New offer - be the first one to apply!

October 23, 2025

Data Center Operations Manager, Machine Learning, Travel

Mid • On-site

$105,000 - $151,000/yr

Reston, VA


Minimum qualifications:

  • Bachelor's degree in a technical field, or equivalent practical experience.
  • 5 years of experience in computing infrastructure, networking, operating systems, or hardware.
  • 2 years of experience managing technical teams, vendor or contract management and delivery.
  • Ability to work non-standard hours, including working weekends, night shifts, holidays and on shift-based schedules as required.

Preferred qualifications:

  • Experience working in data center environments, including building and operating large-scale infrastructure, network and compute architecture, and their life cycle, and Linux/Unix system administration.
  • Experience building and leading a collaborative team environment, with an ability to implement and drive the safety culture.
  • Experience with data gathering, analysis and presentation skills.
  • Excellent problem-solving skills.

About the job

Google isn't just a software company. The Hardware Operations team is responsible for monitoring the state-of-the-art physical infrastructure behind Google's powerful search technology. As a Hardware Operations Manager, you will manage a team of Data Center Technicians. You will oversee the quality installation of server hardware and components and take charge of complicated installations/troubleshooting.

Your team will install, configure, test, troubleshoot and maintain hardware (like servers and its components) and server software (like Google's Linux cluster). They will also take on the configuration of more complex components such as networks, routers, hubs, bridges, switches and networking protocols. They may lead small project teams on larger installations and develop project contingency plans.

The AI and Infrastructure team is redefining what’s possible. We empower Google customers with breakthrough capabilities and insights by delivering AI and Infrastructure at unparalleled scale, efficiency, reliability and velocity. Our customers include Googlers, Google Cloud customers, and billions of Google users worldwide.
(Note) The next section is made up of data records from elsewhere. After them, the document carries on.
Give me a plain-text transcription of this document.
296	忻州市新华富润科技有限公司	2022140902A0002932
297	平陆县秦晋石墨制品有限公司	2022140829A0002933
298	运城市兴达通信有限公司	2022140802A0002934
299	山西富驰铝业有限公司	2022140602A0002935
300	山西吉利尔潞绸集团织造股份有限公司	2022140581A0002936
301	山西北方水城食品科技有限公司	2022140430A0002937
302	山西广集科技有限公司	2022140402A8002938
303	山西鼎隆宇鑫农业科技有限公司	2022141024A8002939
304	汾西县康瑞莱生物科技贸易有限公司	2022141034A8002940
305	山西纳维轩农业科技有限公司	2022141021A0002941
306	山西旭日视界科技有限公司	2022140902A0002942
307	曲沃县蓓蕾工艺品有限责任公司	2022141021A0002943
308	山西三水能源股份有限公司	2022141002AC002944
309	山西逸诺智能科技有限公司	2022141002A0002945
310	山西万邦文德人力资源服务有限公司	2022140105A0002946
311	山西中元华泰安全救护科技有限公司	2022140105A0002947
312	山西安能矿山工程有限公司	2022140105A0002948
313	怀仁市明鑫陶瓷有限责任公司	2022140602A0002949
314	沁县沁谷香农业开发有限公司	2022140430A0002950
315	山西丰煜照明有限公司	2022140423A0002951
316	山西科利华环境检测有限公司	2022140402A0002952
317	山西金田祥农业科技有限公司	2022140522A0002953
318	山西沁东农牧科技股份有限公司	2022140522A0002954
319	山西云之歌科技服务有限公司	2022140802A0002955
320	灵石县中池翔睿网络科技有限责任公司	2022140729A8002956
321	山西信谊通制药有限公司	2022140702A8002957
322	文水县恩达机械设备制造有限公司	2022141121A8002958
We're the driving force behind Google's groundbreaking innovations, empowering the development of our cutting-edge AI models, delivering unparalleled computing power to global services, and providing the essential platforms that enable developers to build the future. From software to hardware our teams are shaping the future of world-leading hyperscale computing, with key teams working on the development of our TPUs, Vertex AI for Google Cloud, Google Global Networking, Data Center operations, systems research, and much more.

The US base salary range for this full-time position is $105,000-$151,000 + bonus + equity + benefits. Our salary ranges are determined by role, level, and location. Within the range, individual pay is determined by work location and additional factors, including job-related skills, experience, and relevant education or training. Your recruiter can share more about the specific salary range for your preferred location during the hiring process.

Please note that the compensation details listed in US role postings reflect the base salary only, and do not include bonus, equity, or benefits. Learn more about benefits at Google.

Responsibilities

  • Lead a team of individuals, communicate individual and team priorities that support organizational goals to repair, fix, and perform preventative maintenance on equipment, servers, machines, or infrastructure based on issues.
  • Partner with teams to meet goals and stakeholders to manage facility activities and set/implement strategies.
  • Maintain, monitor, and execute security and operational procedures and analyze trends to identify opportunities for improvements ensuring alignment with organizational policies.
  • Support and contribute to the implementation of Environmental Health and Safety (EHS) and other compliance programs and initiatives in collaboration with other teams to ensure environmental and safety incidents are investigated, resolved, and reported.
  • Manage a team of Machine Learning (ML) Travelers remotely and contribute and support 24/7 initiatives.